Parents adoptifs d’un garçon nommé Polo (Cristián Suárez), Gastón (Gael García Bernal), chorégraphe de renom, et Ema (Mariana Di Girolamo), jeune danseuse de sa troupe, ont décidé de se séparer de l’enfant suite à un accident qu’il a provoqué. Peu à peu, le départ de Polo mine le couple qui se déchire sur la responsabilité de cet échec et les vieilles rancœurs refont surface.

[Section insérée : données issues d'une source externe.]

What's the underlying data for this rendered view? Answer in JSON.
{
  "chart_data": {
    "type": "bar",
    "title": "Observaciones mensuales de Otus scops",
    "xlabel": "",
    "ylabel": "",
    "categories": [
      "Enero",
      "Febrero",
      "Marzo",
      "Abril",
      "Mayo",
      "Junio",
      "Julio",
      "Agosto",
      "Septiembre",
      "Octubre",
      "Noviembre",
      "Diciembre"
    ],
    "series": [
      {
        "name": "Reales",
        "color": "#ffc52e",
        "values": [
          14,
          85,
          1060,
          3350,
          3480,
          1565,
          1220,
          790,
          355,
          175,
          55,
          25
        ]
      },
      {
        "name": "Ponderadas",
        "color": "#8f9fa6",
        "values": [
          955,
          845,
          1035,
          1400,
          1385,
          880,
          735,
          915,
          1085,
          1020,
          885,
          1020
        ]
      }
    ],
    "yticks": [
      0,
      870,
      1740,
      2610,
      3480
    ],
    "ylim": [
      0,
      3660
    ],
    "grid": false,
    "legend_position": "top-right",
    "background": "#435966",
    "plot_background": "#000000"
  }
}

Si Gastón tente de faire le deuil de cette expérience douloureuse, Ema reste obsédée par cette séparation. Alors qu’elle s’éloigne de Gastón, la jeune danseuse  est bien décidée à faire revenir son fils dans sa vie. Et pour réussir l’impossible, elle a un plan.

Ema © Fabula

Abandonner l’adoption

Pour son nouveau film, Pablo Larraín s’intéresse à un sujet sensible : l’adoption qui tourne mal. Dans le cas de Gastón et Ema, c’est un accident déclenché par leur fils adoptif aux lourdes conséquences qui marque la fin brutale de leur engagement auprès du jeune garçon. Avec le traumatisme de cette séparation vécue à travers le regard de la jeune danseuse, le cinéaste chilien explore en creux le thème de l’idéalisation de l’adoption face à une réalité souvent plus compliquée mais également la violence symbolique d’une « adoption ratée ».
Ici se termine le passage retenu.